INSERT INTO event (payload) VALUES ('…');
SELECT last_insert_rowid();              -- the new id
SELECT changes();                        -- 1

SELECT sqlite_version();                 -- '3.46.0'

User-defined functions

The C API permits applications to register their own scalar, aggregate, and window functions. The relevant entry points are sqlite3_create_function_v2 (for scalar and aggregate) and sqlite3_create_window_function (for window). The bindings expose a higher-level interface:

# Python sqlite3
def title_case(s):
    return s.title() if s else None

conn.create_function('title_case', 1, title_case, deterministic=True)
conn.execute("SELECT title_case(name) FROM customer")

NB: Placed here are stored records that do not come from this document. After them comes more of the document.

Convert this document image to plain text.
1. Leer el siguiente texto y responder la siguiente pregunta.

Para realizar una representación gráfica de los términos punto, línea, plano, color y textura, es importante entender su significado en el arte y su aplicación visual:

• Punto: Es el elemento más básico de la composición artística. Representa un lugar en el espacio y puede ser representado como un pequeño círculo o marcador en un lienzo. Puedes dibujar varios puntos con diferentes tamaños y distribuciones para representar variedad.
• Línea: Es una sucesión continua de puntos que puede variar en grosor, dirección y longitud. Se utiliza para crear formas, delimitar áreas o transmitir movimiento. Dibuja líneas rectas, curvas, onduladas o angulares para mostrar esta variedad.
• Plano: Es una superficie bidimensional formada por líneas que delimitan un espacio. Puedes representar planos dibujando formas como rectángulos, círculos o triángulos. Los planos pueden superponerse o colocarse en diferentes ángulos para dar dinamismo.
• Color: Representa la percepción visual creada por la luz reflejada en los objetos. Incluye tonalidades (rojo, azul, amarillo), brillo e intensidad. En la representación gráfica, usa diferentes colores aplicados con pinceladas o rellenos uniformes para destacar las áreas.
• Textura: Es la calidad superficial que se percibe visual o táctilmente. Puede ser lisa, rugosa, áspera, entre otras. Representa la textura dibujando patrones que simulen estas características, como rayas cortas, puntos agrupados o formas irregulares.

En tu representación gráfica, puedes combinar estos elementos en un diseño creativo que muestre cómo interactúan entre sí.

Registered functions appear in subsequent SQL exactly as built-in functions do. The deterministic flag (and the SQL keyword DETERMINISTIC when registering at the C level) permits the planner to use the function in expression indexes and to factor invariant calls out of loops.

Loadable extensions

Many functions and modules are not bundled with the engine but are available as loadable extensions — shared libraries that register their objects through sqlite3_load_extension. The shell command .load <library> loads an extension at runtime, provided the host application has enabled extension loading (sqlite3_enable_load_extension).

The most-used extensions are bundled in the SQLite source: regexp.c for the REGEXP operator, series.c for generate_series, csv.c for CSV-as-virtual-table, dbstat.c for the storage statistics. Third-party extensions extend the surface further: SpatiaLite for geospatial work, sqlite-utils for command-line helpers, the language-specific bindings’ helpers.

The full reference for built-in functions is at sqlite.org/lang_corefunc.html (scalar functions), sqlite.org/lang_aggfunc.html (aggregates), sqlite.org/lang_datefunc.html (date/time), and sqlite.org/lang_mathfunc.html (math). The module pages — sqlite.org/json1.html, sqlite.org/fts5.html, sqlite.org/rtree.html — document the optional surfaces.